Lipid content in the musculature of the lower leg assessed by fat selective MRI: Intra- and interindividual differences and correlation with anthropometric and metabolic data




To assess the muscular lipid content (LC) in different muscle groups of the lower leg by a magnetic resonance imaging technique working with chemical shift selective excitation, and comparison with anthropometric and metabolic data.

Materials and Methods

Examinations were performed in 67 volunteers (54 male/13 female, age 29 ± seven years) on a 1.5 T whole body imager, applying a highly selective spectral-spatial technique for fat selective MRI. LC was measured in six calf muscles and correlated with body mass index (BMI), percent body fat (PFAT), and insulin sensitivity (IS) of the subjects.

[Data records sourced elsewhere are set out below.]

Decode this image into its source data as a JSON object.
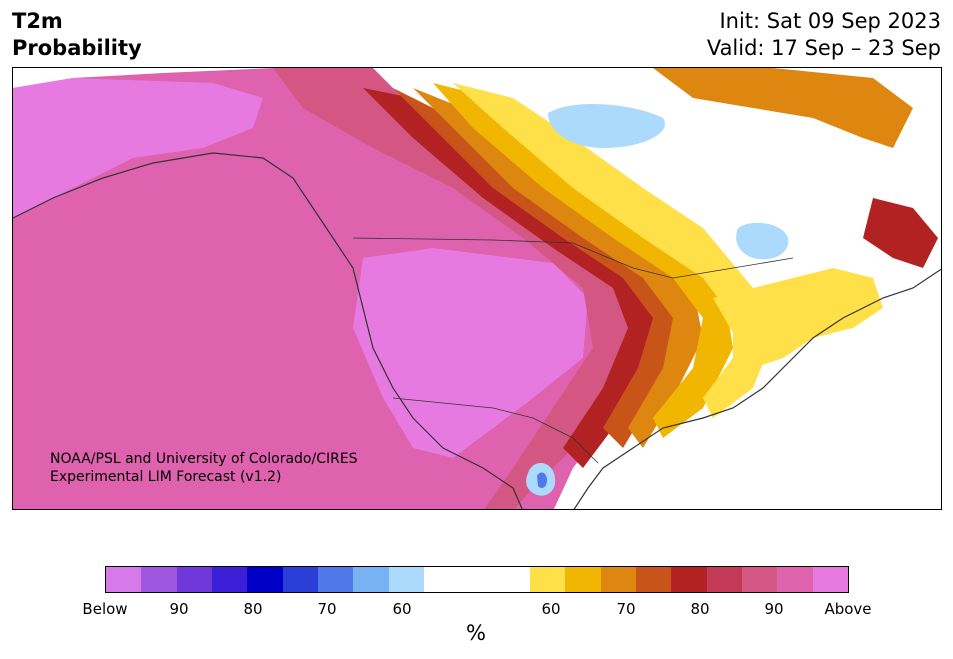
{
  "title": {
    "left_line1": "T2m",
    "left_line2": "Probability",
    "init": "Init: Sat 09 Sep 2023",
    "valid": "Valid: 17 Sep – 23 Sep"
  },
  "credit": {
    "line1": "NOAA/PSL and University of Colorado/CIRES",
    "line2": "Experimental LIM Forecast (v1.2)"
  },
  "colorbar": {
    "unit": "%",
    "tick_labels": [
      "Below",
      "90",
      "80",
      "70",
      "60",
      "60",
      "70",
      "80",
      "90",
      "Above"
    ],
    "colors": [
      "#d57ae8",
      "#9f57e2",
      "#7038db",
      "#3b1ed6",
      "#0000c8",
      "#2a3fd8",
      "#4f78e8",
      "#77b2f3",
      "#acdafc",
      "#ffffff",
      "#ffe049",
      "#f1b601",
      "#dd8711",
      "#c95419",
      "#b22222",
      "#c23a55",
      "#d35683",
      "#de62ad",
      "#e67ae0"
    ]
  },
  "map": {
    "region": "North America",
    "colors": {
      "land": "#ffffff",
      "water": "#ffffff",
      "border": "#333333"
    }
  }
}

Mean muscular LC of all subjects was between 2.0% (Tibialis posterior [TP]) and 3.8% (Peroneus muscles) with female subjects showing a significantly higher LC in all muscle groups (P < 0.05 each). LCs correlated moderately with BMI (R between 0.39 [TP] and 0.53 [GM]) and with PFAT (R between 0.38 [TP] and 0.62 [GM]). Insulin-resistant subjects showed slightly but not significantly increased LC compared to insulin-sensitive subjects in BMI-matched subgroups.


The fat-selective MRI technique allows a reliable non-invasive measure of muscular lipids – even in muscle groups with inherent low LC – within a relatively short measurement time of about three minutes. The presented data reveal interesting interrelationships between LC and anthropometric and metabolic data, and therefore provide new insight into muscular fat metabolism. J. Magn. Reson. Imaging 2003;17:350–357. © 2003 Wiley-Liss, Inc.